# Trajectory of a projectile meets a moving object (2D)

I've looked for quite some time now to find a nice math solution for my cannon firing a projectile at a moving target, taking into account the gravity. I've found a solution for determining the angle at which the cannon should be fired, based on the cannon's position, the target's position and the start velocity. The formula is described here: http://en.wikipedia.org/wiki/Trajectory_of_a_projectile#Angle_.CE.B8_required_to_hit_coordinate_.28x.2Cy.29.

This works perfectly. However, my target is moving, so if I shoot at the target and the projectile takes a few seconds to get to its destination, the target is long gone. The target's x position can be determined from the time. Lets say that: x = 1000 - (10 * t) where t is the time in seconds. The y can be described as: y = t.

The problem is, that t depends on the angle at which the cannon is fired.

Therefor my question is: How can I modify the formula as described in the wiki, so that it takes the moving target into account?

Additionally, I might have been looking at the wrong words here or on Google, but I didn't find any solution describing this exact problem.

As a reply to your comments. I want to fire it now and the target is in range given the speed. I think that are all constraints that are applicable to this problem.

As a reply to the answer, lets take a look at this example:

The cannon is at {0, 0} and isn't moving. The start speed is 100 m/s. The target is at {1000, 0} and is moving with 10 m/s towards the cannon (v = -10 m/s).

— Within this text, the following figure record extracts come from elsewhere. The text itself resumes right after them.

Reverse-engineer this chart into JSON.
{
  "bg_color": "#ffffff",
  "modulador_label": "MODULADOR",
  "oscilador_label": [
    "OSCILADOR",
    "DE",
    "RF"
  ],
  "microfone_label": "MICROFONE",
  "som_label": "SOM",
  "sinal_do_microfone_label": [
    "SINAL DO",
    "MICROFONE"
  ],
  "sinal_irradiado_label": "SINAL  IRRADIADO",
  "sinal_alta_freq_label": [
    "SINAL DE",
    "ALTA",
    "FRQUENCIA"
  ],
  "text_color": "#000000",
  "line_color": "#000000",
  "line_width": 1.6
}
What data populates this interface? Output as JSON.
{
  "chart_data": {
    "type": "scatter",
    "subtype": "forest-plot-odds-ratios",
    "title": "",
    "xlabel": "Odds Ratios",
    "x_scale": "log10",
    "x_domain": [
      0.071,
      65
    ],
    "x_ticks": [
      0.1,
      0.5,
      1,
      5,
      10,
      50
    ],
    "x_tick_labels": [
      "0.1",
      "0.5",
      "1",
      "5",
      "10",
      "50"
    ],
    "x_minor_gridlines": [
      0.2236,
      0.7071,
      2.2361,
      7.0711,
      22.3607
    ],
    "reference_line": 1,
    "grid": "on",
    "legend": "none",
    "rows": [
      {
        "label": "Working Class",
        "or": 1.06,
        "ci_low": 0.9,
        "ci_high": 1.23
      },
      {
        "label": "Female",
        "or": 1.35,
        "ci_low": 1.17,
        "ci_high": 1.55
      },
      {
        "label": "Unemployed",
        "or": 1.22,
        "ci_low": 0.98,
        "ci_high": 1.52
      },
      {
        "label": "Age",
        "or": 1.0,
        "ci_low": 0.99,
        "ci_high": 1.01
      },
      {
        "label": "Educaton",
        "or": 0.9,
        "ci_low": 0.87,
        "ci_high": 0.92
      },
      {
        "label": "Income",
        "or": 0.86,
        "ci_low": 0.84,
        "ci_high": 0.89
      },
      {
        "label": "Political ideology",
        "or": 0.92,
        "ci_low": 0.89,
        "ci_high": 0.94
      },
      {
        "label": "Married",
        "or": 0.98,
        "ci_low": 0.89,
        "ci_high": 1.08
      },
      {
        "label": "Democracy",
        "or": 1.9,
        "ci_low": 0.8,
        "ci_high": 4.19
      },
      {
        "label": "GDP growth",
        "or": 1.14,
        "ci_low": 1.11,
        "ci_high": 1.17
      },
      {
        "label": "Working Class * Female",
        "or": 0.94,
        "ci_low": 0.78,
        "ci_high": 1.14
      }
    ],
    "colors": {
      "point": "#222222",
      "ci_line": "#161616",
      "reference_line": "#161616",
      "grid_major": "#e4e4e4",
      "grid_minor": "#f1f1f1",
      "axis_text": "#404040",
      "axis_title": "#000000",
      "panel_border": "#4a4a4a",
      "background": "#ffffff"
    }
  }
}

What angle should I use to hit the moving target, when I want to fire at t=0 (immediately)?

If I shoot without taking the target's speed into account, I would aim at {1000, 0} and the angle could be calculated using the mentioned formula. But it will miserably miss the target because its moving.

As Beta suggested, I could aim at i.e. {500, 0}, calculate what time it takes for the projectile to arrive at those coords (lets say 5 seconds) and wait until the target is 5 seconds away from {500, 0}, being {550, 0}. But this means that I have to wait 450m or 45 seconds before I can fire my cannon. And I don't want to wait, because the target is killing me in the mean time.

I really hope this gives you enough info to go with. I'd prefer some math solution, but anything that would get me really close to firing "right away" and "right on target" is also much appreciated.

-
"The problem is, that t depends on the angle at which the cannon is fired". This sounds strange. –  Luca Fagioli Apr 17 '11 at 17:33
The problem is underconstrained. When do you want to fire? As soon as possible? When the target is closest? So as to hit when the target is closest? So as to hit the target as hard as possible? So as to make the code as simple as possible? –  Beta Apr 17 '11 at 18:02

I suspect finding a formula will be quite difficult. However the error in the iterative scheme below will go down by roughly a factor of v/V (v the target speed, V the projectile speed) each step.

start by taking the time of flight to be zero

Repeat

calculate the distance to the target (using time of flight)

calculate the time of flight from the distance.